糖尿病になり高血糖が続くと、末梢神経の代謝に異常がみられ、神経に栄養を与える血管の血流が低下したりすることにより、神経障害が現れます。主な症状として、手足のしびれや、手足の末梢神経障害としてケガや火傷に気付かないといった症状が現れます。また、筋力低下や筋肉萎縮、発汗異常、胃腸の不調、立ち眩みなどの自律神経障害の症状も見られます。

② 糖尿病網膜症

糖尿病になると、網膜の血流が滞り、視力低下を引き起こします。
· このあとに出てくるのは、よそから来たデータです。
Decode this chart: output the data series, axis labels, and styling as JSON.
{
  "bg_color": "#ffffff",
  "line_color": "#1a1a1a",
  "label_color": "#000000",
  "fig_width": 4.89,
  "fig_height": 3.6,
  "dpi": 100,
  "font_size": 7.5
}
失明する恐れもあるため注意が必要です。また、白内障になることも多く、定期的な検診が必要です。当クリニックでは、眼科と連携して検診を実施しています。

③ 糖尿病腎症

腎臓の糸球体の毛細血管の血流が悪くなることによって、腎臓機能が低下していきます。腎臓のろ過機能が低下し、尿の産生量が減り、老廃物などが排出されなくなってしまいます。腎障害がさらに進行してしまうと、人工透析による治療が必要となります。 その他の合併症 糖尿病のそのほかの合併症として、脳梗塞、心筋梗塞、脳卒中、下肢閉塞性動脈硬化症などの血管障害のほか、感染症や認知症、骨粗鬆症、筋力が低下するサルコペニアなどがあります。 糖尿病の検査 尿検査・血糖値・ヘモグロビンA1c(HbA1c)の測定機器を導入しており、検査当日の採血結果をもとに適切な治療を提供しています。

糖尿病の治療方法

糖尿病の初期症状は、ほとんど見られないため早期発見・早期治療が大切です。そして、自己判断せずに、治療を継続することで症状の進行や重症化を防ぎ、合併症になるのを予防します。糖尿病の治療方法は、食事療法・運動療法・薬物療法の3つです。早期治療での血糖コントロールによって、健康な人と同じ生活を維持することが可能です。健康診断などで高血糖や糖尿病と指摘された方は、早めに当クリニックにご相談ください。

食事療法

糖尿病において最も有効で大切な治療方法です。食事量を適切にしながら、必要な栄養素を摂取し、血糖値をコントロールしていきます。医師の指示のもと、脂肪分の多い食事などの外食、アルコールなどの過剰摂取に気を付けてエネルギー量に注意します。

運動療法

運動習慣をつけ、ぶどう糖や脂肪を燃やしながら血糖値の低下、インスリン抵抗性を改善していきます。無理のない運動を継続して行うことが有効です。薬物療法を行っている場合や合併症がある場合には運動制限があることがあるので、必ず医師の指示のもとに適切な運動を行いましょう。

 薬物療法

経口血糖降下薬とインスリン注射の2通りの療法があります。1型糖尿病はインスリン注射、2型糖尿病は食事療法と運動療法を行っても改善が見られない場合に、経口血糖降下薬、CLP-1製剤、インスリン注射を行います。インスリン注射は、患者様の不足或いは作用していないインスリンを補い、膵臓を休息させる役割もあるため、身体に優しい治療方法とされています。当クリニックでは、GLP-1製剤やインスリン製剤の自己注射指導、自己血糖測定器指導などを実施しています。